Très tôt un matin d’été, mon père nous a donc entassés dans la voiture, mon frère et moi, entre les oreillers et les couvertures de nos lits maintenant disposés sur la banquette arrière. Il s’est arrêté chercher un café - un double-double - pour la route et nous étions partis. Je me souviens regarder le paysage défiler à travers la fenêtre et devenir moins familier chaque fois que nous nous arrêtions pour faire le plein d’essence. Entre les gorgées de son café, mon père nous régalait de ses histoires du temps où il vivait dans l’« Ouest », ou partageait ses connaissances de la région dans laquelle nous nous trouvions. Peu de temps après notre départ, nous étions entourés de sommets de tous les côtés de la route, notre Nissan Multi traçant son chemin dans la vallée entre les montagnes. J'apercevais les lacs aux eaux turquoise entre les arbres pour la première fois en pensant que des tons de vert et de bleu aussi vibrants ne pouvaient être naturels.
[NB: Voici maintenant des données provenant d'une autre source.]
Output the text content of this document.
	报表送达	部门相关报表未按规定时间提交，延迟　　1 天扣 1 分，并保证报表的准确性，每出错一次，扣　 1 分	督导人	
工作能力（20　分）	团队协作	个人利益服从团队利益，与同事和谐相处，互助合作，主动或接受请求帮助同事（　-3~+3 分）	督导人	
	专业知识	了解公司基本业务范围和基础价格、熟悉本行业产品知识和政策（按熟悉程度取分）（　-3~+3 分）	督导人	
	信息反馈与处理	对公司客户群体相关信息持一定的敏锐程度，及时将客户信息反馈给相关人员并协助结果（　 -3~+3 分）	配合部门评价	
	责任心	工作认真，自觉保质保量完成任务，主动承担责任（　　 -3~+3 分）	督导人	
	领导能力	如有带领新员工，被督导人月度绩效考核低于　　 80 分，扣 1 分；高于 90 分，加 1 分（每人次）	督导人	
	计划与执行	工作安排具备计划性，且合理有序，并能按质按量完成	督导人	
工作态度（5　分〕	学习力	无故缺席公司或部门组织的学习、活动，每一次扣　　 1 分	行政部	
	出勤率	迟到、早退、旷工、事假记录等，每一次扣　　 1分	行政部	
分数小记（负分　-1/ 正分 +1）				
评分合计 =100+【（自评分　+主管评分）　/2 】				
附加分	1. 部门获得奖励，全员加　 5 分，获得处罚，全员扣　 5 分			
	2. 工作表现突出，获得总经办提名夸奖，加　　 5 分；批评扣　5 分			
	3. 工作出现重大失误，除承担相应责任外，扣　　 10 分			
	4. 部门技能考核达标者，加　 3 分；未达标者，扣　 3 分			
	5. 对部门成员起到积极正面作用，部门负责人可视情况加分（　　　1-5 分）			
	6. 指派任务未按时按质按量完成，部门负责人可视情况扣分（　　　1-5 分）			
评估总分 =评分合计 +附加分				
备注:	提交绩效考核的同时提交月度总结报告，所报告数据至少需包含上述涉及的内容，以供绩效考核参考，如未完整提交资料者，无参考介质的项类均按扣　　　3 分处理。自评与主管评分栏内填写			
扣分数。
La région était grouillante de vie sauvage. Des wapitis et des mouflons canadiens déambulaient sur les bretelles d’accès de l’autoroute en jetant des coups d'œil discrets à mon frère et moi qui sortions nos têtes par la fenêtre de l’auto. Ce qui m’a le plus marqué était la verticalité du terrain, je me souviens être très impressionné. Jamais je n’aurais imaginé qu’un paysage puisse être aussi immense et magnifique. Je ne voulais pas détourner le regard des montagnes un seul instant.
À certains endroits particulièrement beaux, mon père s’arrêtait pour prendre des photos de mon frère et moi devant les montagnes. Aussi loin que je me rappelle, il avait son vieil appareil Fuji noir automatique. J’aimais beaucoup les photos quand j’étais enfant; tout le monde se rassemblant et souriant pour la caméra, la pellicule à rembobiner avant de la déposer au laboratoire, ma mère regardant les négatifs à travers la lumière et les disposants délicatement dans un album photos en les identifiant d’une petite étiquette.
À un certain moment durant le voyage, mon père m’a prêté son appareil. C’est à ce moment que je suis devenu le «photographe de la famille», à mon grand bonheur. Les clichés n’étaient sans doute pas tous réussis, puisque ceux qui se sont retrouvés dans l’album de ma mère sont pour la plupart des portraits de moi, mais j’avais tout de même réussi à prendre une belle photo de mon père de laquelle je suis encore très fier aujourd’hui.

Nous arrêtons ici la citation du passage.